Oysa o seçildiği bölgenin değil, bütün Türkiye’nin milletvekili değil mi? Üstelik o yazlarını batıda geçiriyor. Ama kimse ona ayrı gayrı bakmıyor.
Yapılanlar ve konuşulanlar tahrik sayılabilir. İnşallah bu tahrikler bugüne kadar olduğu gibi bundan sonra da boşa gider.
İŞ YOK
İşsiz adam çok
İşsizlik artıyor.
Buna kim çare bulacak?
Öbür sorunlar gibi buna da hükümet çare bulacak değil mi? İşsizliğin artması değil azalması gerek.
Üstelik bu hükümet 8 yıldır iktidarda.
Ve üstelik bu hükümet başkanı “Kriz bizi teğet geçti” dedi.
Nerde, nasıl teğet geçti? Bunu söyleyen, işsizlikteki artışı görmüyor mu?
Üstelik Başbakan açtığı üniversitelerle iftihar ediyor.

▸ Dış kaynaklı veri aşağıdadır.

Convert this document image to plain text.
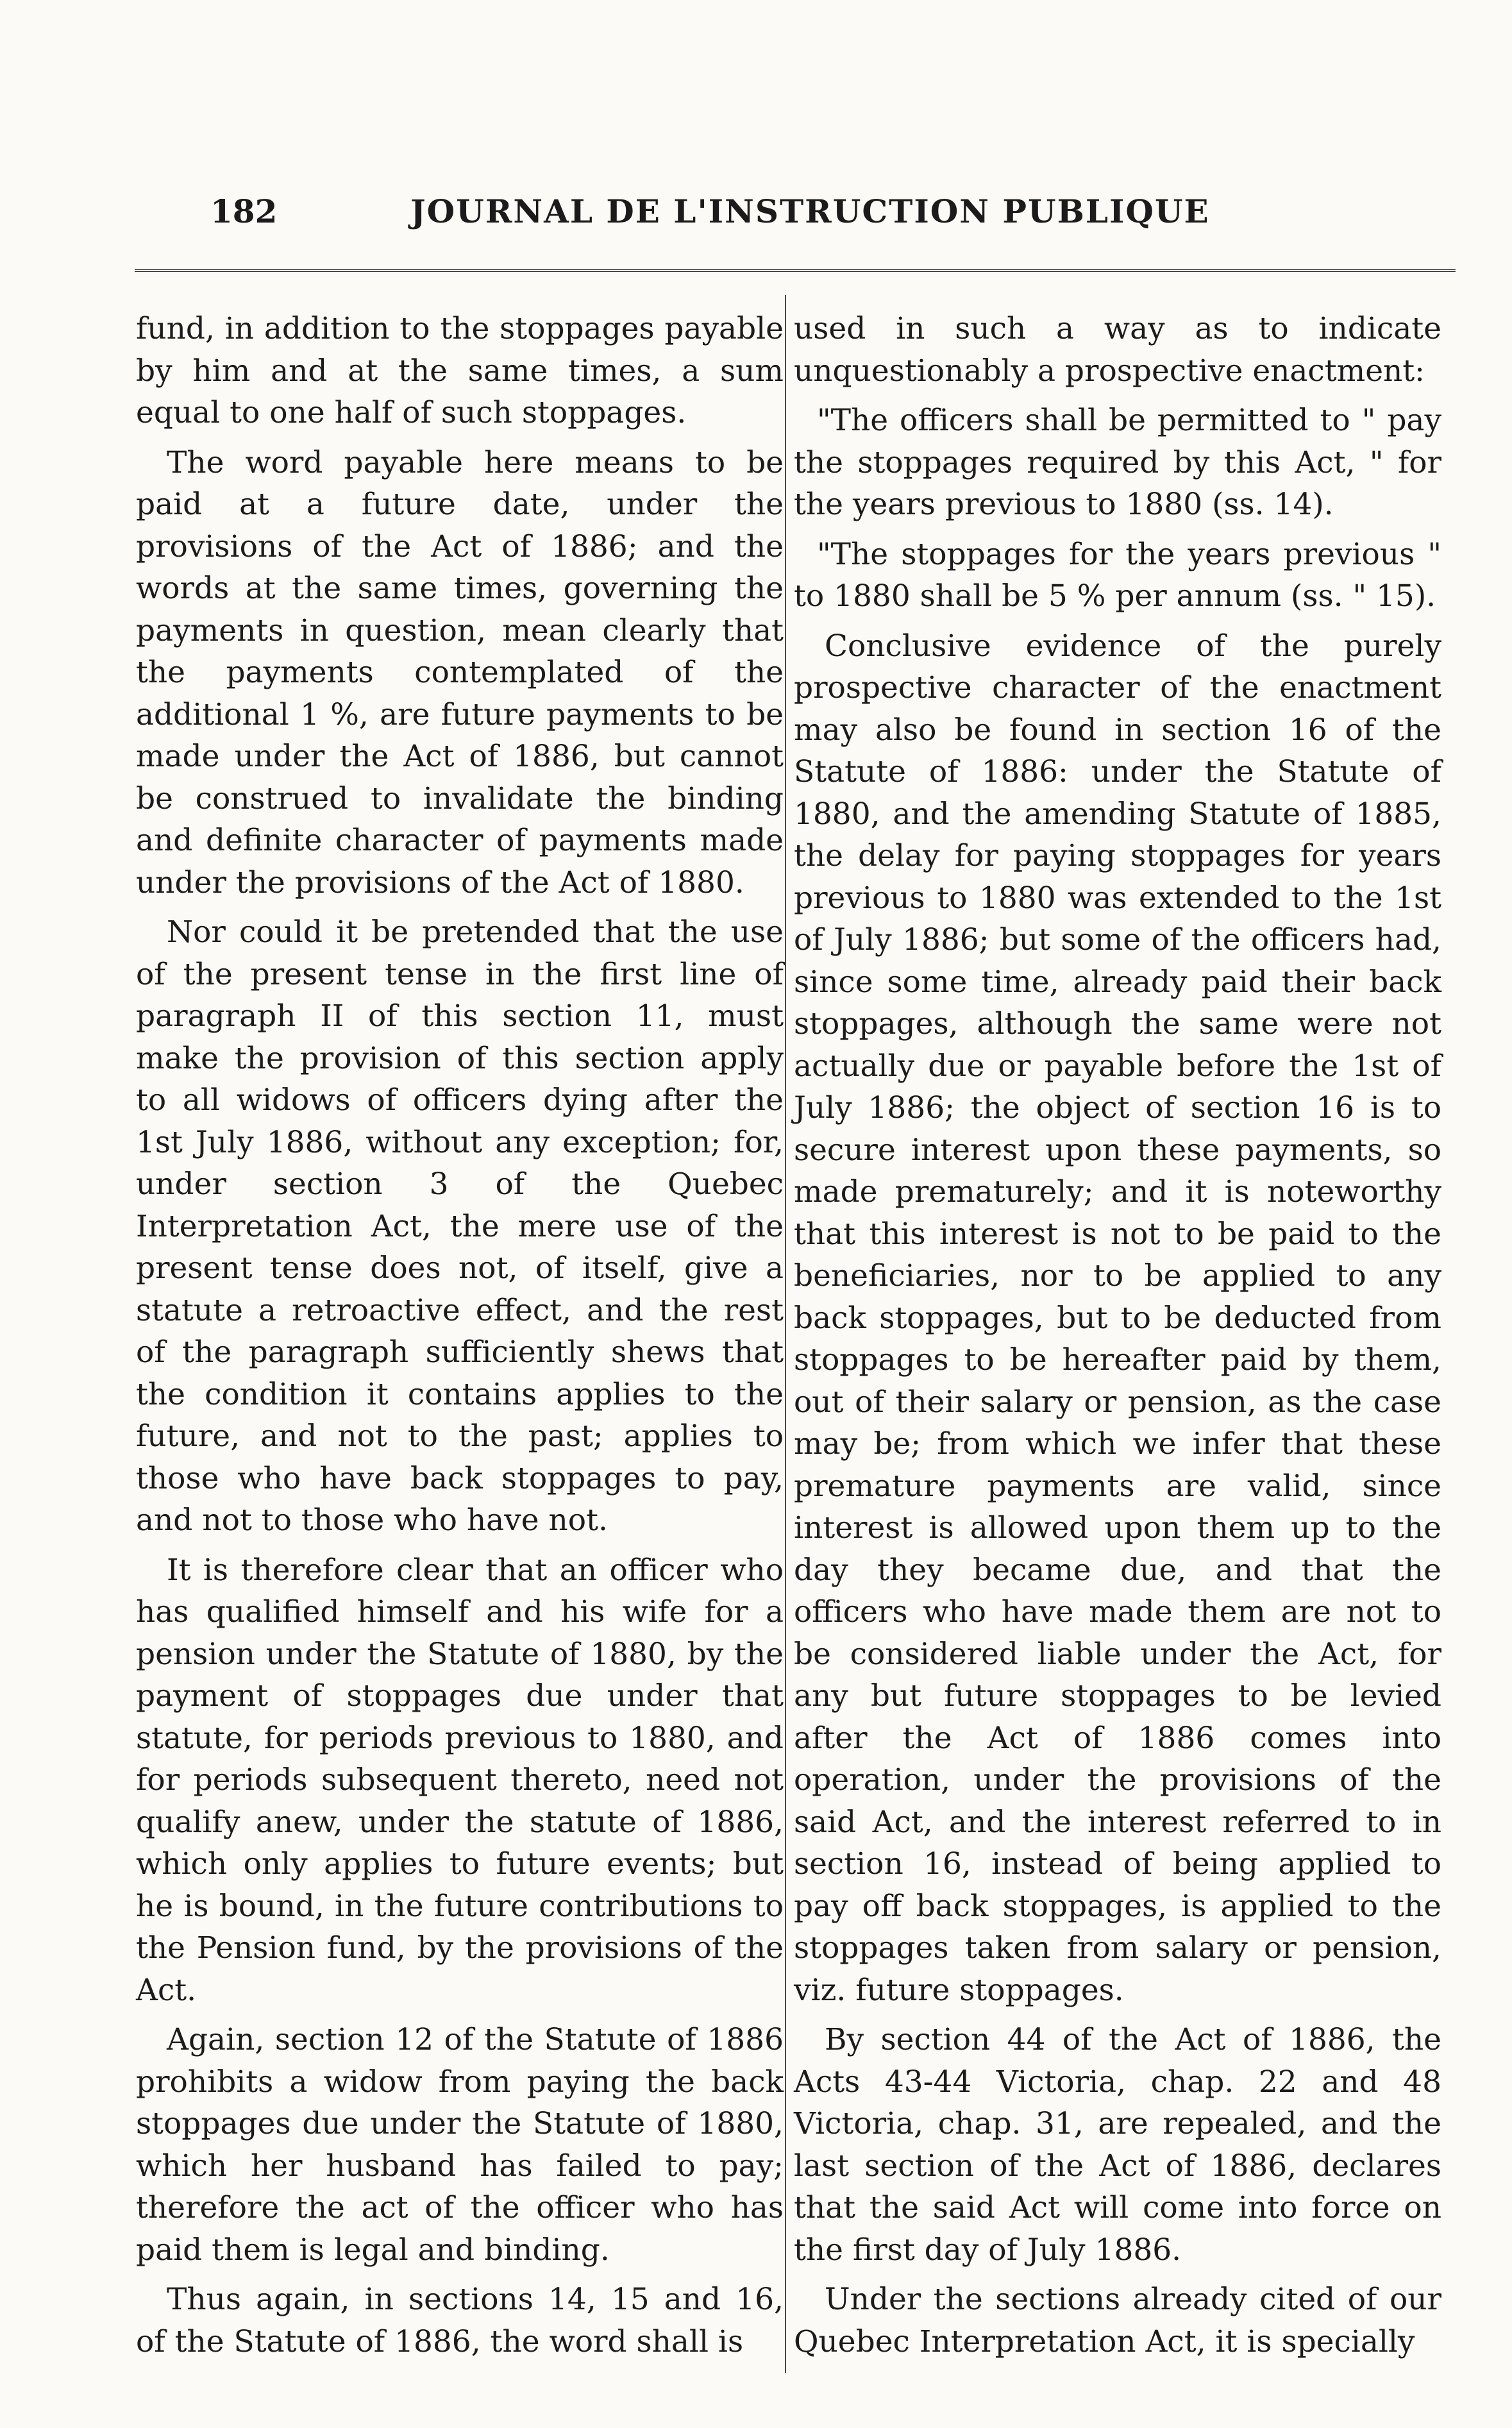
182	JOURNAL DE L'INSTRUCTION PUBLIQUE

fund, in addition to the stoppages payable by him and at the same times, a sum equal to one half of such stoppages.

The word payable here means to be paid at a future date, under the provisions of the Act of 1886; and the words at the same times, governing the payments in question, mean clearly that the payments contemplated of the additional 1 %, are future payments to be made under the Act of 1886, but cannot be construed to invalidate the binding and definite character of payments made under the provisions of the Act of 1880.

Nor could it be pretended that the use of the present tense in the first line of paragraph II of this section 11, must make the provision of this section apply to all widows of officers dying after the 1st July 1886, without any exception; for, under section 3 of the Quebec Interpretation Act, the mere use of the present tense does not, of itself, give a statute a retroactive effect, and the rest of the paragraph sufficiently shews that the condition it contains applies to the future, and not to the past; applies to those who have back stoppages to pay, and not to those who have not.

It is therefore clear that an officer who has qualified himself and his wife for a pension under the Statute of 1880, by the payment of stoppages due under that statute, for periods previous to 1880, and for periods subsequent thereto, need not qualify anew, under the statute of 1886, which only applies to future events; but he is bound, in the future contributions to the Pension fund, by the provisions of the Act.

Again, section 12 of the Statute of 1886 prohibits a widow from paying the back stoppages due under the Statute of 1880, which her husband has failed to pay; therefore the act of the officer who has paid them is legal and binding.

Thus again, in sections 14, 15 and 16, of the Statute of 1886, the word shall is

used in such a way as to indicate unquestionably a prospective enactment:

"The officers shall be permitted to " pay the stoppages required by this Act, " for the years previous to 1880 (ss. 14).

"The stoppages for the years previous " to 1880 shall be 5 % per annum (ss. " 15).

Conclusive evidence of the purely prospective character of the enactment may also be found in section 16 of the Statute of 1886: under the Statute of 1880, and the amending Statute of 1885, the delay for paying stoppages for years previous to 1880 was extended to the 1st of July 1886; but some of the officers had, since some time, already paid their back stoppages, although the same were not actually due or payable before the 1st of July 1886; the object of section 16 is to secure interest upon these payments, so made prematurely; and it is noteworthy that this interest is not to be paid to the beneficiaries, nor to be applied to any back stoppages, but to be deducted from stoppages to be hereafter paid by them, out of their salary or pension, as the case may be; from which we infer that these premature payments are valid, since interest is allowed upon them up to the day they became due, and that the officers who have made them are not to be considered liable under the Act, for any but future stoppages to be levied after the Act of 1886 comes into operation, under the provisions of the said Act, and the interest referred to in section 16, instead of being applied to pay off back stoppages, is applied to the stoppages taken from salary or pension, viz. future stoppages.

By section 44 of the Act of 1886, the Acts 43-44 Victoria, chap. 22 and 48 Victoria, chap. 31, are repealed, and the last section of the Act of 1886, declares that the said Act will come into force on the first day of July 1886.

Under the sections already cited of our Quebec Interpretation Act, it is specially
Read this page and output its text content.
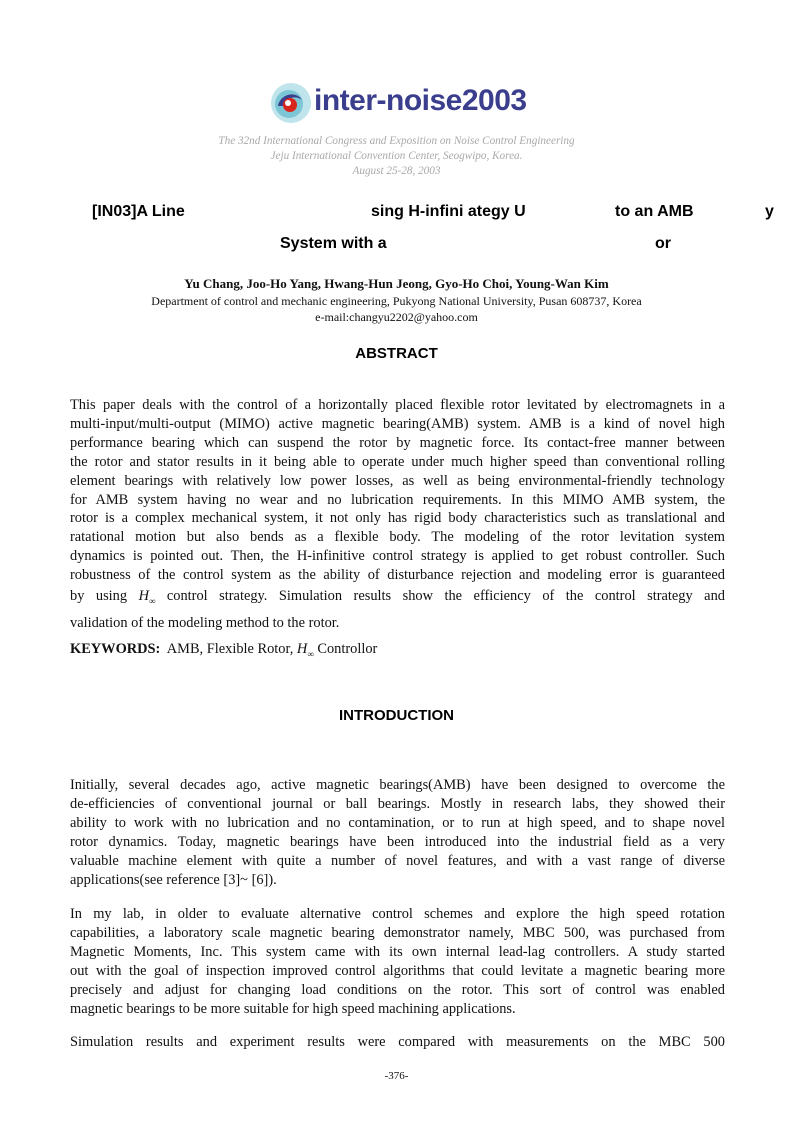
inter-noise2003
The 32nd International Congress and Exposition on Noise Control Engineering
Jeju International Convention Center, Seogwipo, Korea.
August 25-28, 2003
[IN03]A Line	sing H-infini ategy U	to an AMB	y
System with a	or
Yu Chang, Joo-Ho Yang, Hwang-Hun Jeong, Gyo-Ho Choi, Young-Wan Kim
Department of control and mechanic engineering, Pukyong National University, Pusan 608737, Korea
e-mail:changyu2202@yahoo.com
ABSTRACT
This paper deals with the control of a horizontally placed flexible rotor levitated by electromagnets in a
multi-input/multi-output (MIMO) active magnetic bearing(AMB) system. AMB is a kind of novel high
performance bearing which can suspend the rotor by magnetic force. Its contact-free manner between
the rotor and stator results in it being able to operate under much higher speed than conventional rolling
element bearings with relatively low power losses, as well as being environmental-friendly technology
for AMB system having no wear and no lubrication requirements. In this MIMO AMB system, the
rotor is a complex mechanical system, it not only has rigid body characteristics such as translational and
ratational motion but also bends as a flexible body. The modeling of the rotor levitation system
dynamics is pointed out. Then, the H-infinitive control strategy is applied to get robust controller. Such
robustness of the control system as the ability of disturbance rejection and modeling error is guaranteed
by using $H_\infty$ control strategy. Simulation results show the efficiency of the control strategy and
validation of the modeling method to the rotor.
KEYWORDS: AMB, Flexible Rotor, $H_\infty$ Controllor
INTRODUCTION
Initially, several decades ago, active magnetic bearings(AMB) have been designed to overcome the
de-efficiencies of conventional journal or ball bearings. Mostly in research labs, they showed their
ability to work with no lubrication and no contamination, or to run at high speed, and to shape novel
rotor dynamics. Today, magnetic bearings have been introduced into the industrial field as a very
valuable machine element with quite a number of novel features, and with a vast range of diverse
applications(see reference [3]~ [6]).
In my lab, in older to evaluate alternative control schemes and explore the high speed rotation
capabilities, a laboratory scale magnetic bearing demonstrator namely, MBC 500, was purchased from
Magnetic Moments, Inc. This system came with its own internal lead-lag controllers. A study started
out with the goal of inspection improved control algorithms that could levitate a magnetic bearing more
precisely and adjust for changing load conditions on the rotor. This sort of control was enabled
magnetic bearings to be more suitable for high speed machining applications.
Simulation results and experiment results were compared with measurements on the MBC 500
-376-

Mezunlar işsiz gezdikten sonra üniversite açmışsın neye yarar?
İstatistikliklere göre okumuş gençlerimizin dörtte biri işsiz.
Bu, hükümetin başarısı mı?
Hayır.
Başarısızlığı.
Başka şeyleri saymayın, işsizliğe AKP iktidarı olarak çözüm bulun.
Yoksa siz işsizin, açın halinden anlamıyor musunuz?